Diese wiederholten Straftaten bilden eine tragfähige Grundlage für die von der belangten Behörde getroffene Annahme iS des § 14 Abs. 1 Z. 3 lit. c PaßG. Wenn die Beschwerde vorbringt, dass die über die Beschwerdeführerin verhängte Haftstrafe spezialpräventiv gewirkt habe und weitere Maßnahmen des Staates nicht gerechtfertigt seien, ist ihr zu erwidern, dass die Passentziehung eine administrativ-rechtliche Maßnahme zum Schutz der öffentlichen Ordnung und keine Strafe darstellt. Darüber hinaus ist der seit den besagten Straftaten verstrichene Zeitraum zu kurz, um einen Wegfall oder auch nur eine Minderung der von der Beschwerdeführerin ausgehenden Gefahr für die öffentliche Ordnung im Zusammenhang mit dem Schlepperunwesen annehmen zu können.

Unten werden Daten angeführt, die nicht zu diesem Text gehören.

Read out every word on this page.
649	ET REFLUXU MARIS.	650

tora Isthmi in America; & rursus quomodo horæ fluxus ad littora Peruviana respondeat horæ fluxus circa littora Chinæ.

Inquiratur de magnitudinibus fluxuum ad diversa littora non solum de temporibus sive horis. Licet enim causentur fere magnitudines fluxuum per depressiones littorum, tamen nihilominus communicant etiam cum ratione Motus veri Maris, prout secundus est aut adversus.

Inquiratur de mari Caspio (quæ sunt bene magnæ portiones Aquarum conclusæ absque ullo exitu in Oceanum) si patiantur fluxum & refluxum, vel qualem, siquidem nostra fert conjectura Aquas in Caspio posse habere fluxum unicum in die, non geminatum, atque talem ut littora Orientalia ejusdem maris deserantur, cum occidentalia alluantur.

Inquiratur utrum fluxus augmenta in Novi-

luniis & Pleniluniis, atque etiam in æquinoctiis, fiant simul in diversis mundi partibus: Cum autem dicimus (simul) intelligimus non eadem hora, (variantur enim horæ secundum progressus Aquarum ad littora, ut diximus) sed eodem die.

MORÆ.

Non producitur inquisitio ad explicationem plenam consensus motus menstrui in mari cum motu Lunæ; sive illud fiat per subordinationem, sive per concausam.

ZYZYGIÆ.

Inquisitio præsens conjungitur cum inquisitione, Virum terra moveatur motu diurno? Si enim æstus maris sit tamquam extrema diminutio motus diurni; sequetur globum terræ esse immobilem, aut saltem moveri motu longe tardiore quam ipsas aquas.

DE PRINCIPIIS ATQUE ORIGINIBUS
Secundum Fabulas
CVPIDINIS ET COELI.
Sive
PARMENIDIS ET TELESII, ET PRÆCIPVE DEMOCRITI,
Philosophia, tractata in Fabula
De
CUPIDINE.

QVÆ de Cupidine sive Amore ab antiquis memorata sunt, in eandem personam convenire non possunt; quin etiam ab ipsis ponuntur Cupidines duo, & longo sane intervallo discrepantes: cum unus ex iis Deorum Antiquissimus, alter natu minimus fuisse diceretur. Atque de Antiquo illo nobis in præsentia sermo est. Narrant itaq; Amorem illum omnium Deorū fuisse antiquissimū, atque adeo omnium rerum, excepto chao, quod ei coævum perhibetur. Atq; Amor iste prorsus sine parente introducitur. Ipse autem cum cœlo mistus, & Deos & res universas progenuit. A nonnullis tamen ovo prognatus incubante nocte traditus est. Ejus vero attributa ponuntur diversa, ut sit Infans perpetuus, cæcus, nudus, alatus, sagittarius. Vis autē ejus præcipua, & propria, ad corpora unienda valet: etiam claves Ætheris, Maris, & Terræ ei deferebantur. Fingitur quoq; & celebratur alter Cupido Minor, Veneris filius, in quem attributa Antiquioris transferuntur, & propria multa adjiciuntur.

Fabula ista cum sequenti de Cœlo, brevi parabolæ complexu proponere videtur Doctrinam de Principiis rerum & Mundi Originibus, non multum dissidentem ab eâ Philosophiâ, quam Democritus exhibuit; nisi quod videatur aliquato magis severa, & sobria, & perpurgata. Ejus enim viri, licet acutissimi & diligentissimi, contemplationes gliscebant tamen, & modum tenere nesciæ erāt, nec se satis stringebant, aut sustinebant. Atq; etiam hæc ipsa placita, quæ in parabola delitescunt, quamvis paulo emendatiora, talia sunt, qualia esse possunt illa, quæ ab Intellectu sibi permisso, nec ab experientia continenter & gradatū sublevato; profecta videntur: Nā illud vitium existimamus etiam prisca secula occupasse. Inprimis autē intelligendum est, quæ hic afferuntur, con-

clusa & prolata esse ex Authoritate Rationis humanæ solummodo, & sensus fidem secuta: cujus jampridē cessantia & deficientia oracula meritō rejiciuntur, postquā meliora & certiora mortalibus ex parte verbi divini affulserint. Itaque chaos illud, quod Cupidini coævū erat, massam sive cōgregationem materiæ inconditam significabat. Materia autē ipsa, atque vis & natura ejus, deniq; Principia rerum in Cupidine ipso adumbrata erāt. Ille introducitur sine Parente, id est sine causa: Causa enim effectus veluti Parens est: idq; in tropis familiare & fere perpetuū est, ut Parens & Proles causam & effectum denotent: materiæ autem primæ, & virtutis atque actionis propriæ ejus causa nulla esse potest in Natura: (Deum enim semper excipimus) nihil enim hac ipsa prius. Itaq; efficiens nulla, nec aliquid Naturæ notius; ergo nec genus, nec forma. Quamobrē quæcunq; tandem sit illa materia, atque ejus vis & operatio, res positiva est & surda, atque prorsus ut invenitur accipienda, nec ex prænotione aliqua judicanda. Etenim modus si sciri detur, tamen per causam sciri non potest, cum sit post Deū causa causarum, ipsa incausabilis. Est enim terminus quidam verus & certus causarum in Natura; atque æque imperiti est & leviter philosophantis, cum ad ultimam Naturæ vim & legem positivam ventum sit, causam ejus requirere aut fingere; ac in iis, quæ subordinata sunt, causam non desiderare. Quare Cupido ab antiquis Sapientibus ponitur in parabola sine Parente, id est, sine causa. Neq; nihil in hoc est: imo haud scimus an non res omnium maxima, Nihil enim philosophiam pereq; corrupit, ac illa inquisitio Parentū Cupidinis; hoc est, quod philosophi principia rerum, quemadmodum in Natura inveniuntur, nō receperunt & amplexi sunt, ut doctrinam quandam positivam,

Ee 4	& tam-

4. Auch das weitere Beschwerdevorbringen, der vorliegend entzogene Reisepass sei das einzige Ausweispapier der Beschwerdeführerin, sie könne nicht einmal einen eingeschriebenen Brief beim Postamt beheben oder an einer Nationalratswahl teilnehmen und es werde ihr Alltagsleben ungerechtfertigt erschwert, ist nicht zielführend. Denn selbst wenn es sich bei dem mit dem angefochtenen Bescheid entzogenen Reisepass um den einzigen, der Beschwerdeführerin zur Verfügung gestandenen Lichtbildausweis handeln sollte, lässtläßt das Beschwerdevorbringen nicht erkennen, inwieweit es ihr verwehrt sei, auf Grund ihrer Personenstandsdokumente einen anderen Ausweis, so etwa einen Postausweis iS des § 161 der Postordnung, BGBl. Nr. 110/1957 idF der Verordnung BGBl. Nr. 169/1993, zu erlangen. Bei diesem Ausweis handelt es sich um ein taugliches Identitätsdokument iS des § 67 Abs. 2 (vgl. auch § 42 Abs. 3) der Nationalrats-Wahlordnung 1992, BGBl. Nr. 471. Im Übrigen ist bei der Entziehung eines Reisepasses auf die persönlichen und wirtschaftlichen Interessen des Betroffenen keine Rücksicht zu nehmen (vgl. etwa das hg. Erkenntnis vom 12. Juni 1992, Zl. 92/18/0173, mwN).

5. Die vorliegende Passentziehung ist somit im Grunde des § 15 Abs. 1 iVm § 14 Abs. 1 Z. 3 lit. c PaßG gerechtfertigt. Im Hinblick darauf kann es dahingestellt bleiben, ob angesichts der rechtskräftigen Verurteilung der Beschwerdeführerin wegen des Vergehens nach § 16 Abs. 1 SGG Grund zur Annahme bestehe, dass sie in Zukunft weitere Straftaten nach dem Suchtmittelgesetz begehen werde, und auch deshalb die Passentziehung zur Aufrechterhaltung der öffentlichen Ordnung gerechtfertigt sei.

6. Da somit bereits der Beschwerdeinhalt erkennen lässt, dass die behauptete Rechtsverletzung nicht vorliegt, war die Beschwerde gemäß § 35 Abs. 1 VwGG in nichtöffentlicher Sitzung ohne weiteres Verfahren als unbegründet abzuweisen.